One of our new employees came to us from a large, national manufacturer with several consumer brands. In her role she worked with a well-respected national agency that had been hired to do both the digital and traditional advertising. (The shop, better known for its traditional work, had created some cutting-edge digital solutions for clients.) The manufacturer reasoned that by consolidating its communications with a single, well-known agency, it would gain better control of its brands across the increasing number of communication channels, as well as some efficiency.
The reality turned out to be quite different. Says our new employee: “There I was, 10 hours before our site was supposed to launch, talking to someone in India where the work was outsourced. It was someone who had no relationship to the agency whatsoever, someone I did not hire. There was not an agency person anywhere. It quickly became clear that it was going to be up to me to fix what needed fixing.”
Clearly, that agency promised something it was not prepared to deliver.
Today, virtually every agency talks about its ability to do “integrated communications.” But determining who really can do what is difficult. Here are five questions clients should ask before hiring an agency to manage digital and traditional communications:
1. Is the agency team that leads brand strategy as adept and knowledgeable about the digital space as it is the traditional space? (And vice versa.)
Your strategy, to be effective, must live in the digital as well as the traditional world. In many cases, the agency’s senior talent responsible for strategy may not understand the digital environment well enough to be able to articulate or advocate one that will play well online. If a one-dimensional individual is leading your strategic planning, some really amazing potential digital ideas may be missed. Conversely, your strategy could be hopelessly skewed to the digital side of the ledger.
2. Where will the work be done?
Sounds simple, but it’s probably the most obvious question that almost never gets asked. If the agency is not doing the work in-house, then where is it getting done? If it’s being outsourced to another country, how much control does the agency really have? And how much will that affect your brand consistency and efficiency?
3. What percentage of the agency’s business is online versus offline?
This is another very simple question that almost never gets asked directly. If an “integrated” agency’s digital work is only 10 percent of its total, how good is it really going to be at it? What happens if the shop loses that 10 percent of its business? How much full-time staff does it have to do the digital work? Conversely, if 10 percent of an agency’s work is traditional, does it have the strategic chops to really discern what your brand is about and to manage things like point-of-purchase, collateral and anything beyond the largest TV jobs? The appropriate agency should have a balanced revenue stream and therefore balanced resources.
4. What is the agency’s process?
What you’re asking your potential agency for is a single contact: one person, or small group of people, to create and manage the communication of your brands through a wide variety of channels, essentially managing the production of a promotional mini-site one day, TV the next and in-store point of sale the day after. Clearly, that’s not an easy task, and the only way it happens is with a well-defined process, one simple to manage, but flexible enough to handle the various elements. When do the experts and specialists plug in? How are they involved and when? How are the handoffs managed?

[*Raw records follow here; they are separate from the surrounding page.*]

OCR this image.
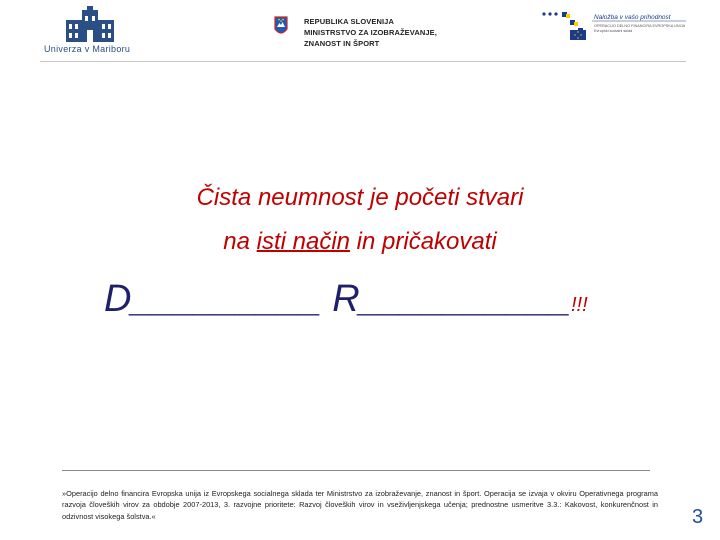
Univerza v Mariboru
REPUBLIKA SLOVENIJA
MINISTRSTVO ZA IZOBRAŽEVANJE,
ZNANOST IN ŠPORT
Naložba v vašo prihodnost
OPERACIJO DELNO FINANCIRA EVROPSKA UNIJA
Evropski socialni sklad
Čista neumnost je početi stvari
na isti način in pričakovati
D_________ R__________!!!
»Operacijo delno financira Evropska unija iz Evropskega socialnega sklada ter Ministrstvo za izobraževanje, znanost in šport. Operacija se izvaja v okviru Operativnega programa razvoja človeških virov za obdobje 2007-2013, 3. razvojne prioritete: Razvoj človeških virov in vseživljenjskega učenja; prednostne usmeritve 3.3.: Kakovost, konkurenčnost in odzivnost visokega šolstva.«	3
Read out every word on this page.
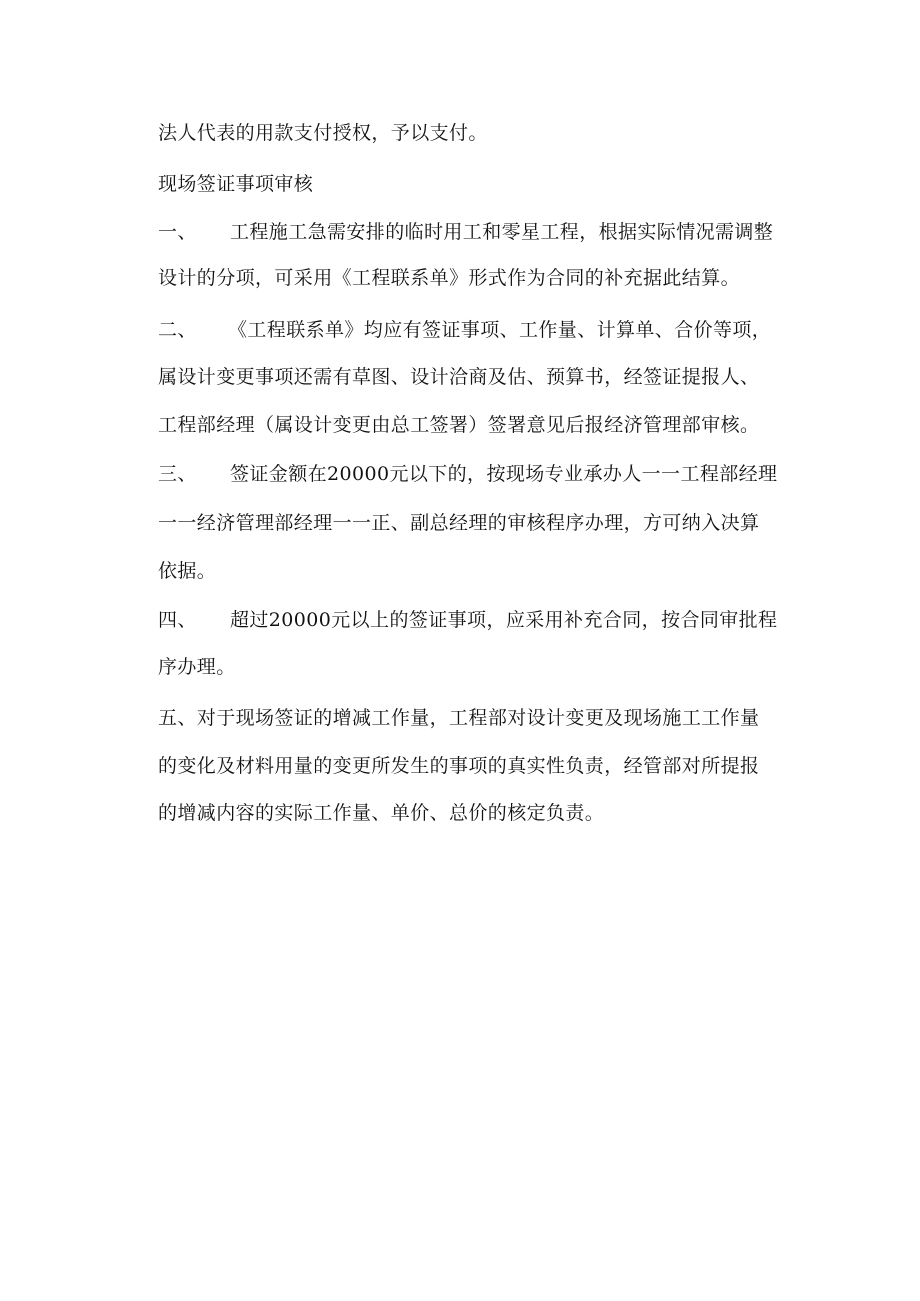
法人代表的用款支付授权，予以支付。
现场签证事项审核
一、 工程施工急需安排的临时用工和零星工程，根据实际情况需调整
设计的分项，可采用《工程联系单》形式作为合同的补充据此结算。
二、 《工程联系单》均应有签证事项、工作量、计算单、合价等项，
属设计变更事项还需有草图、设计洽商及估、预算书，经签证提报人、
工程部经理（属设计变更由总工签署）签署意见后报经济管理部审核。
三、 签证金额在20000元以下的，按现场专业承办人一一工程部经理
一一经济管理部经理一一正、副总经理的审核程序办理，方可纳入决算
依据。
四、 超过20000元以上的签证事项，应采用补充合同，按合同审批程
序办理。
五、对于现场签证的增减工作量，工程部对设计变更及现场施工工作量
的变化及材料用量的变更所发生的事项的真实性负责，经管部对所提报
的增减内容的实际工作量、单价、总价的核定负责。
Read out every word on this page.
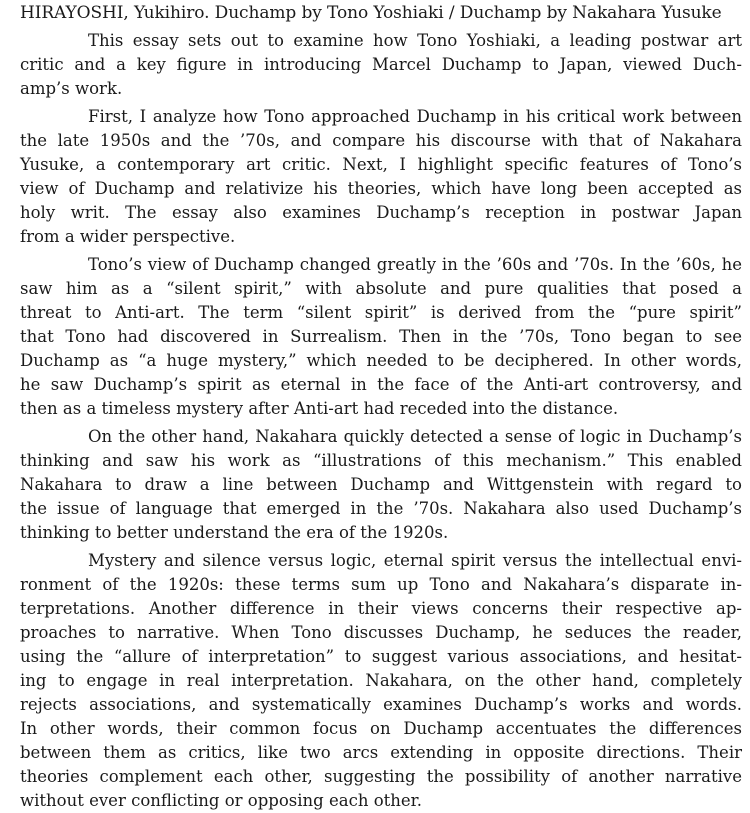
HIRAYOSHI, Yukihiro. Duchamp by Tono Yoshiaki / Duchamp by Nakahara Yusuke

This essay sets out to examine how Tono Yoshiaki, a leading postwar art
critic and a key figure in introducing Marcel Duchamp to Japan, viewed Duch-
amp’s work.
First, I analyze how Tono approached Duchamp in his critical work between
the late 1950s and the ’70s, and compare his discourse with that of Nakahara
Yusuke, a contemporary art critic. Next, I highlight specific features of Tono’s
view of Duchamp and relativize his theories, which have long been accepted as
holy writ. The essay also examines Duchamp’s reception in postwar Japan
from a wider perspective.
Tono’s view of Duchamp changed greatly in the ’60s and ’70s. In the ’60s, he
saw him as a “silent spirit,” with absolute and pure qualities that posed a
threat to Anti-art. The term “silent spirit” is derived from the “pure spirit”
that Tono had discovered in Surrealism. Then in the ’70s, Tono began to see
Duchamp as “a huge mystery,” which needed to be deciphered. In other words,
he saw Duchamp’s spirit as eternal in the face of the Anti-art controversy, and
then as a timeless mystery after Anti-art had receded into the distance.
On the other hand, Nakahara quickly detected a sense of logic in Duchamp’s
thinking and saw his work as “illustrations of this mechanism.” This enabled
Nakahara to draw a line between Duchamp and Wittgenstein with regard to
the issue of language that emerged in the ’70s. Nakahara also used Duchamp’s
thinking to better understand the era of the 1920s.
Mystery and silence versus logic, eternal spirit versus the intellectual envi-
ronment of the 1920s: these terms sum up Tono and Nakahara’s disparate in-
terpretations. Another difference in their views concerns their respective ap-
proaches to narrative. When Tono discusses Duchamp, he seduces the reader,
using the “allure of interpretation” to suggest various associations, and hesitat-
ing to engage in real interpretation. Nakahara, on the other hand, completely
rejects associations, and systematically examines Duchamp’s works and words.
In other words, their common focus on Duchamp accentuates the differences
between them as critics, like two arcs extending in opposite directions. Their
theories complement each other, suggesting the possibility of another narrative
without ever conflicting or opposing each other.
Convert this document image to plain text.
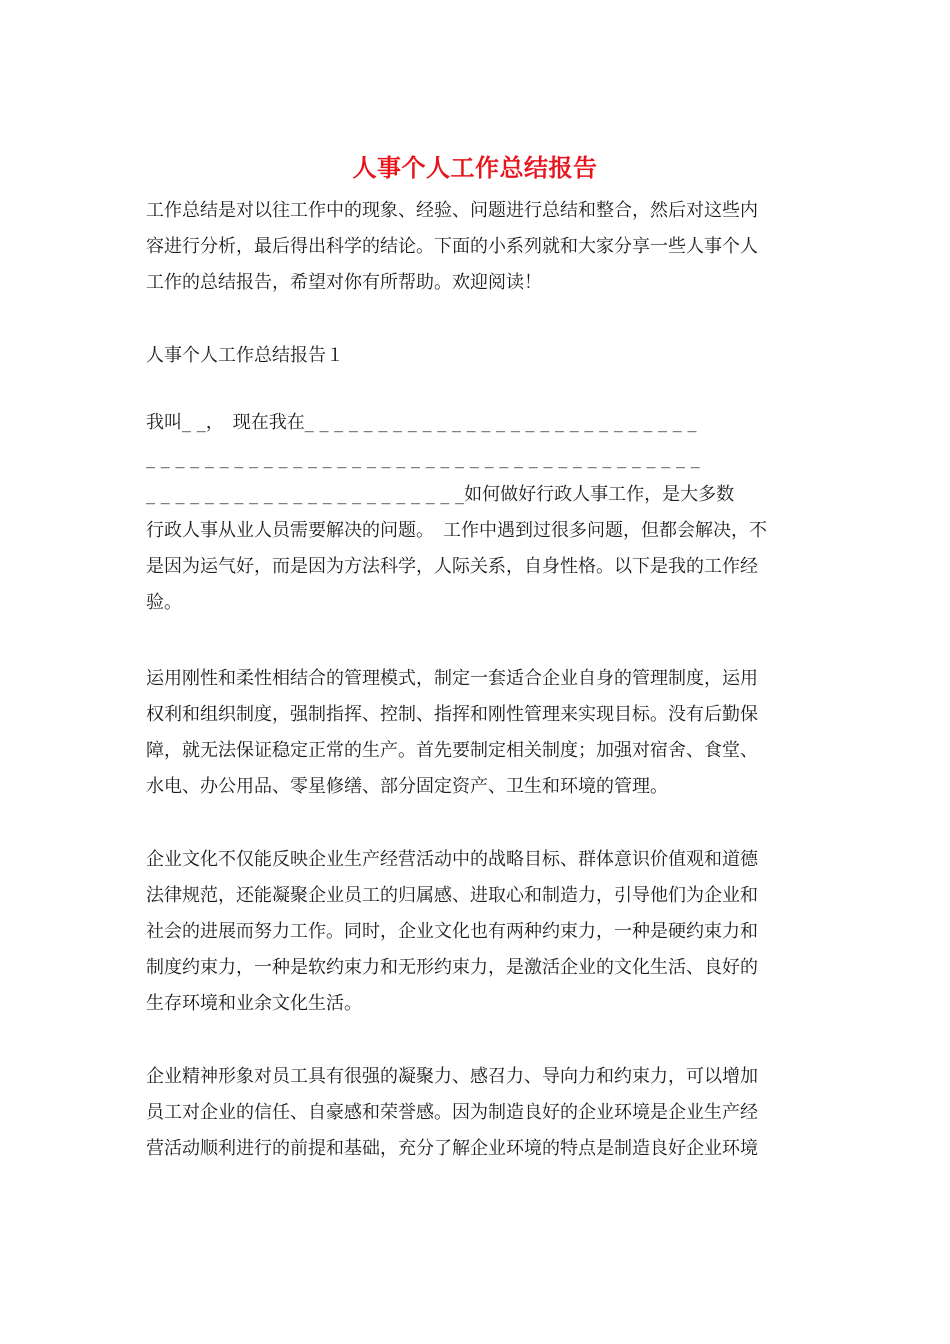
人事个人工作总结报告
工作总结是对以往工作中的现象、经验、问题进行总结和整合，然后对这些内
容进行分析，最后得出科学的结论。下面的小系列就和大家分享一些人事个人
工作的总结报告，希望对你有所帮助。欢迎阅读！
人事个人工作总结报告１
我叫_ _，　现在我在_ _ _ _ _ _ _ _ _ _ _ _ _ _ _ _ _ _ _ _ _ _ _ _ _ _ _
_ _ _ _ _ _ _ _ _ _ _ _ _ _ _ _ _ _ _ _ _ _ _ _ _ _ _ _ _ _ _ _ _ _ _ _ _ _
_ _ _ _ _ _ _ _ _ _ _ _ _ _ _ _ _ _ _ _ _ _如何做好行政人事工作，是大多数
行政人事从业人员需要解决的问题。　工作中遇到过很多问题，但都会解决，不
是因为运气好，而是因为方法科学，人际关系，自身性格。以下是我的工作经
验。
运用刚性和柔性相结合的管理模式，制定一套适合企业自身的管理制度，运用
权利和组织制度，强制指挥、控制、指挥和刚性管理来实现目标。没有后勤保
障，就无法保证稳定正常的生产。首先要制定相关制度；加强对宿舍、食堂、
水电、办公用品、零星修缮、部分固定资产、卫生和环境的管理。
企业文化不仅能反映企业生产经营活动中的战略目标、群体意识价值观和道德
法律规范，还能凝聚企业员工的归属感、进取心和制造力，引导他们为企业和
社会的进展而努力工作。同时，企业文化也有两种约束力，一种是硬约束力和
制度约束力，一种是软约束力和无形约束力，是激活企业的文化生活、良好的
生存环境和业余文化生活。
企业精神形象对员工具有很强的凝聚力、感召力、导向力和约束力，可以增加
员工对企业的信任、自豪感和荣誉感。因为制造良好的企业环境是企业生产经
营活动顺利进行的前提和基础，充分了解企业环境的特点是制造良好企业环境
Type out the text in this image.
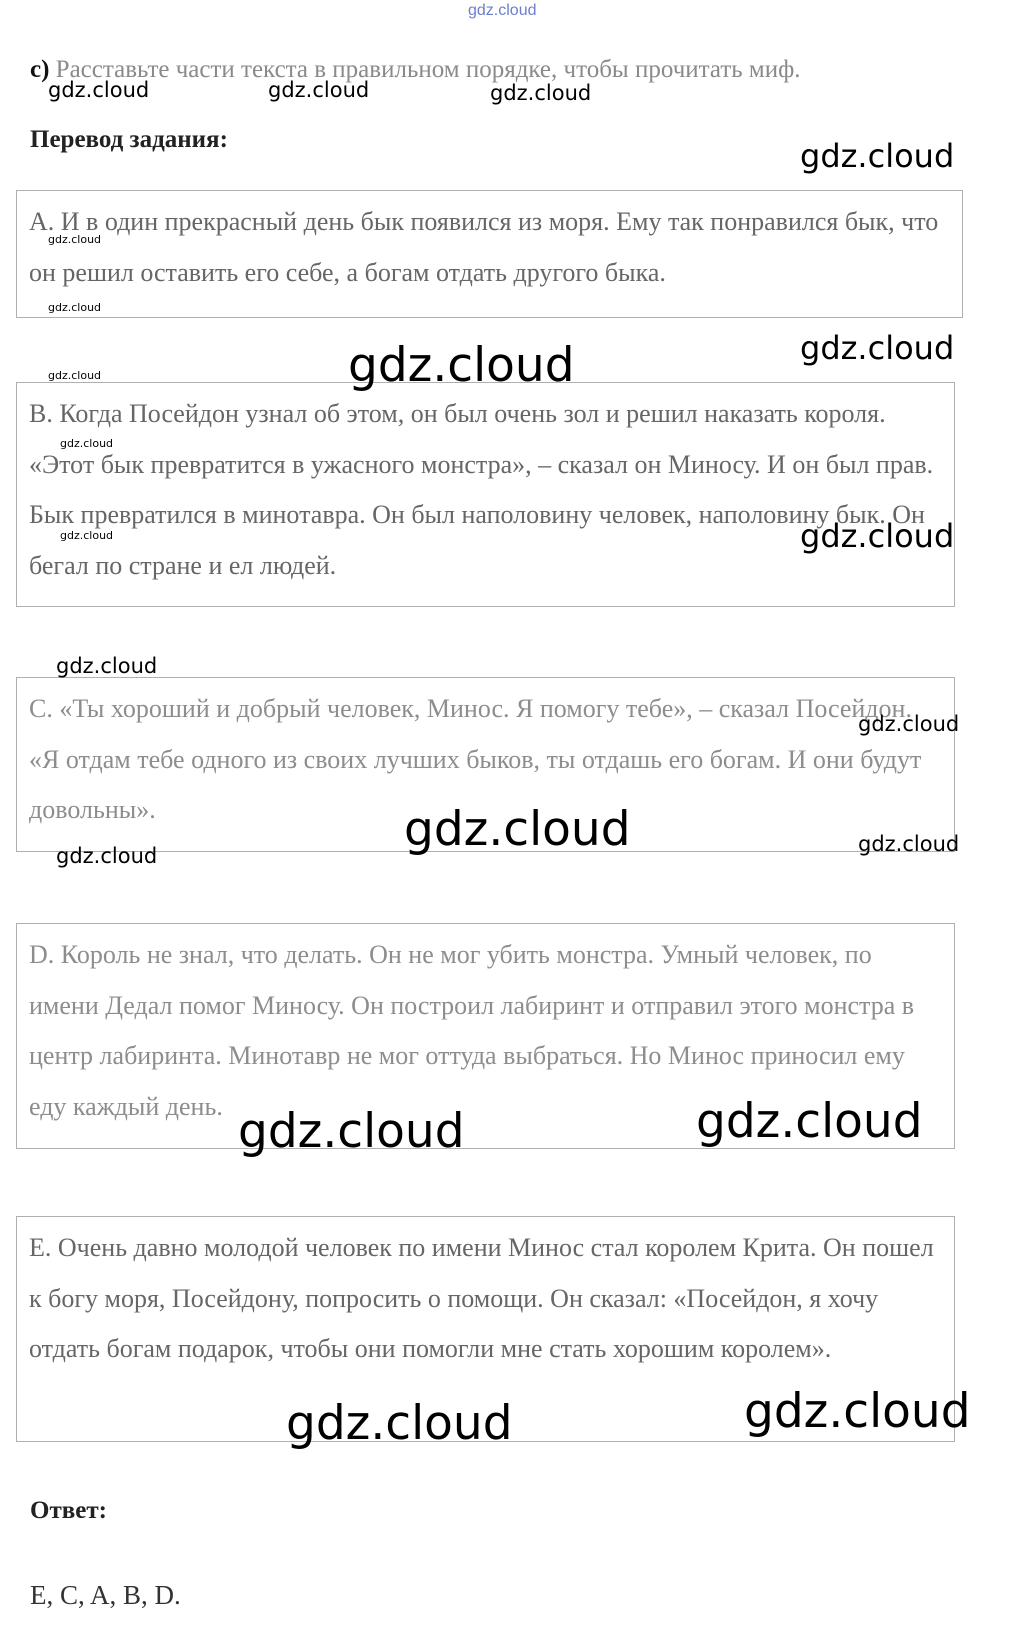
gdz.cloud
c) Расставьте части текста в правильном порядке, чтобы прочитать миф.
Перевод задания:

A. И в один прекрасный день бык появился из моря. Ему так понравился бык, что он решил оставить его себе, а богам отдать другого быка.

B. Когда Посейдон узнал об этом, он был очень зол и решил наказать короля. «Этот бык превратится в ужасного монстра», – сказал он Миносу. И он был прав. Бык превратился в минотавра. Он был наполовину человек, наполовину бык. Он бегал по стране и ел людей.

C. «Ты хороший и добрый человек, Минос. Я помогу тебе», – сказал Посейдон. «Я отдам тебе одного из своих лучших быков, ты отдашь его богам. И они будут довольны».

D. Король не знал, что делать. Он не мог убить монстра. Умный человек, по имени Дедал помог Миносу. Он построил лабиринт и отправил этого монстра в центр лабиринта. Минотавр не мог оттуда выбраться. Но Минос приносил ему еду каждый день.

E. Очень давно молодой человек по имени Минос стал королем Крита. Он пошел к богу моря, Посейдону, попросить о помощи. Он сказал: «Посейдон, я хочу отдать богам подарок, чтобы они помогли мне стать хорошим королем».

Ответ:
E, C, A, B, D.
gdz.cloud	gdz.cloud	gdz.cloud
gdz.cloud
gdz.cloud
gdz.cloud
gdz.cloud
gdz.cloud
gdz.cloud
gdz.cloud
gdz.cloud	gdz.cloud
gdz.cloud
gdz.cloud
gdz.cloud	gdz.cloud
gdz.cloud
gdz.cloud
gdz.cloud
gdz.cloud
gdz.cloud
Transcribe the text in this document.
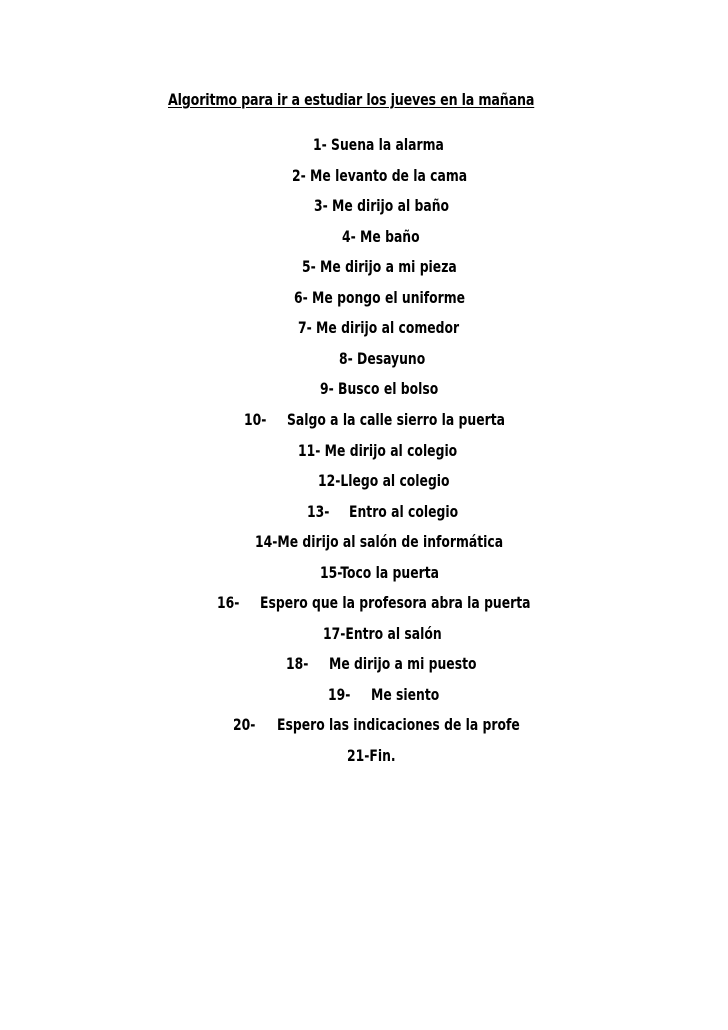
Algoritmo para ir a estudiar los jueves en la mañana
1- Suena la alarma
2- Me levanto de la cama
3- Me dirijo al baño
4- Me baño
5- Me dirijo a mi pieza
6- Me pongo el uniforme
7- Me dirijo al comedor
8- Desayuno
9- Busco el bolso
10- Salgo a la calle sierro la puerta
11- Me dirijo al colegio
12-Llego al colegio
13- Entro al colegio
14-Me dirijo al salón de informática
15-Toco la puerta
16- Espero que la profesora abra la puerta
17-Entro al salón
18- Me dirijo a mi puesto
19- Me siento
20- Espero las indicaciones de la profe
21-Fin.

5. How highly respected is technology within the agency organization?
By their very nature, Web developers tend to be quiet and unassuming. And yet, for any digital process, these folks are absolutely critical and are often the most knowledgeable about user behavior (and experience) of any group in the agency. One quick way to determine whether the agency believes that developers are an integral part of the team as opposed to just a “production function” is to find out what role the top developer has in the agency. If they/he/she reports to anyone other than the president or CEO, don’t walk, run, because you’re looking at a group for whom the folks charged with making everything work — including your databases and digital communication — are not a part of the strategic discussion.
If the answers to these questions are satisfactory, then you should be congratulated: You’ve found an agency uniquely prepared to help you develop sound, 21st-century strategies for your business and execute against them flawlessly in the digital and traditional realm. You’ve found the agency of the future.